To compile this survey, the ALM polled organizations with 5,000 or more employees (46%), with 66 percent of participating organizations reporting annual sales revenues of $1 billion or more.
The number of attorneys in 2009 sank to 126,669 lawyers, compared with 131,928 attorneys last year. In 2008, the number of attorneys increased by 4.3 percent. This is only the third time since 1978 that lawyer counts has dropped.
Which of the 75 law firms on the NLJ list bled the most in 2009?
- Fried, Frank, Harris, Shriver & Jacobson, which declined by 26.4 percent to 468 attorneys from 636 in 2008.
- Latham & Watkins, which shed 444 lawyers, had the biggest number of layoffs. It had 1,878 attorneys this year, compared with 2,322 in 2008, for a 19.1 percent decline.
- Taking the No. 1 position on the NLJ 250 was Baker & McKenzie, which had 3,949 attorneys.
- DLA Piper took the No. 2 spot this year. Its lawyer population fell by 7.3 pecent, to 3,450 attorneys from 3,721 attorneys in 2008.
Associates were the hardest hit by layoffs; their rank shrank by 8.7 percent, to 61,733 from 67,648 last year.

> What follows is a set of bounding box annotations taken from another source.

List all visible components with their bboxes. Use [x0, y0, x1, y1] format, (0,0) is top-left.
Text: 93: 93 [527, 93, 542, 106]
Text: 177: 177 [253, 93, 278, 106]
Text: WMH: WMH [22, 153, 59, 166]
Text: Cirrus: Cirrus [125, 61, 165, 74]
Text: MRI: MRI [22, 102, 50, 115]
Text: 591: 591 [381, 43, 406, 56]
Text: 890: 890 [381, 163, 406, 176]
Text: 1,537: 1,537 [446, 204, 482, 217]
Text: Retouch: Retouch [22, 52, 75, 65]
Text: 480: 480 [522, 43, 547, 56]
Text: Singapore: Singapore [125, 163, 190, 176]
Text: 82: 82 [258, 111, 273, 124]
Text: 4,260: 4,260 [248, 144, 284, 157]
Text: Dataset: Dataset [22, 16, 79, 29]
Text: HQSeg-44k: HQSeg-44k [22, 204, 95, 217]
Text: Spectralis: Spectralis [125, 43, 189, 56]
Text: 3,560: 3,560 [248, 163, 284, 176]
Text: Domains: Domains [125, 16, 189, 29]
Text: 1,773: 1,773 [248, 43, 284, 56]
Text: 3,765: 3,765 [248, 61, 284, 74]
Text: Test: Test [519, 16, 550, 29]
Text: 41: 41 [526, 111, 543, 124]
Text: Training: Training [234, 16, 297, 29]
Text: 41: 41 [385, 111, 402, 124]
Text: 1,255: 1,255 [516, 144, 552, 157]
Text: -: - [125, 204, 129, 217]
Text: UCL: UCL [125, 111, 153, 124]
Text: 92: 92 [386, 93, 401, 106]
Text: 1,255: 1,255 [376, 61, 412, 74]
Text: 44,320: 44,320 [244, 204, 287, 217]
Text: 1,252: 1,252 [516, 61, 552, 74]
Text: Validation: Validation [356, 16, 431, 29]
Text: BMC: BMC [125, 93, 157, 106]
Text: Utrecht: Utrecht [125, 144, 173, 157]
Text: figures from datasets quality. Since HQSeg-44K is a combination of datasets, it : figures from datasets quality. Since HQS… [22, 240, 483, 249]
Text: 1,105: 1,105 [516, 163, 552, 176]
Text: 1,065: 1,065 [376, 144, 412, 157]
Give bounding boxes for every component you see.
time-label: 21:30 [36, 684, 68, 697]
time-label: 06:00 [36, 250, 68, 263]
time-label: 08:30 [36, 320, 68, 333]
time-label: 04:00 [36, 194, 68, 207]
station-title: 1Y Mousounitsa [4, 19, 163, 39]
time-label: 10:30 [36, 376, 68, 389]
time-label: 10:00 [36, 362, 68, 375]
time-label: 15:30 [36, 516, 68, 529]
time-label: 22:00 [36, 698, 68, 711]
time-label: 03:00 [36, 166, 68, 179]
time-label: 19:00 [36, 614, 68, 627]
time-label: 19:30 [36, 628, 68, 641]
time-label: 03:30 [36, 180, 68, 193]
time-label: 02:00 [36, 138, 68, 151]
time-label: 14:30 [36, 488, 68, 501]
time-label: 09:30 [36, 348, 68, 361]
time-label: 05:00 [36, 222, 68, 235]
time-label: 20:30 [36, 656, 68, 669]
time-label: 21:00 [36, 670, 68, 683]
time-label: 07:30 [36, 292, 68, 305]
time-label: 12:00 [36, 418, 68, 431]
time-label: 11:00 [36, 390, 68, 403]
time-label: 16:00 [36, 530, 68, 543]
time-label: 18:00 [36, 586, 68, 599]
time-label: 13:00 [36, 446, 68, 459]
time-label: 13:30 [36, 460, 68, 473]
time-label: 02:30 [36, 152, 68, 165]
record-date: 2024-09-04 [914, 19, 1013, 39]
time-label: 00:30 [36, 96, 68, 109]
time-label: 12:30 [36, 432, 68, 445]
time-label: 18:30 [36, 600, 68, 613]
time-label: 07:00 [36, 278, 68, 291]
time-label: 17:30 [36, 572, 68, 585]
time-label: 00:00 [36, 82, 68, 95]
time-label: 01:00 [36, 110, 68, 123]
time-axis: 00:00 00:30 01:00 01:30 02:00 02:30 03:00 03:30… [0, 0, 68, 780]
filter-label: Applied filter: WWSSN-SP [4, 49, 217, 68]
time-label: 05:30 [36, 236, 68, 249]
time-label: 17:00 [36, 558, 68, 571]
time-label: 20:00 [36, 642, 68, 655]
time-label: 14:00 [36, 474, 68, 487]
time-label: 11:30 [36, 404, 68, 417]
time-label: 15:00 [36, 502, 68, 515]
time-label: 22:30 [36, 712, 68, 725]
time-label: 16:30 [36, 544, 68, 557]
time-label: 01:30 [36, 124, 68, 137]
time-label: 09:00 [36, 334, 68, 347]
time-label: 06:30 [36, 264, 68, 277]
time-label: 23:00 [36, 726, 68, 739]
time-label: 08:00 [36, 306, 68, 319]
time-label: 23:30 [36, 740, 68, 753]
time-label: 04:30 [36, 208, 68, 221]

Partners, on the other hand, seem to be doing better as a whole. The number of partners in 2009 was 53,468, compared with 52,980 in 2008, an increase of 0.9 percent.
Perhaps the most worrisome numbers are those of first-year associates whose start dates law firms deferred. Of the 250 firms on the list, 113 reported that they deferred a total of 2,784 associates. That figure represents 42 percent of the 6,636 law graduates who would have been in the incoming first-year associate class.
This will have a major impact on the future of employment for both current and would-be lawyers that have recently graduated. The unemployment rate hit 10.2 percent in October. All told, 15.7 million Americans are out of work. Lawyers are no exception.
The legal sector lost 5,800 jobs, according to seasonally adjusted statistics in a recently released report (PDF) from the U.S. Bureau of Labor Statistics. When not seasonally adjusted, the figures show a gain of 1,500 jobs, but that is probably attributable to the elimination of summer associates from law firm payrolls, reports the Am Law Daily.
What can these unemployed lawyers expect from the job market? Many are looking at a long road ahead, often looking for 6-12 months before gaining employment. Grim figures that are unlikely to change in the near future, especially with the end of the year closing in, which traditionally provides for additional layoffs.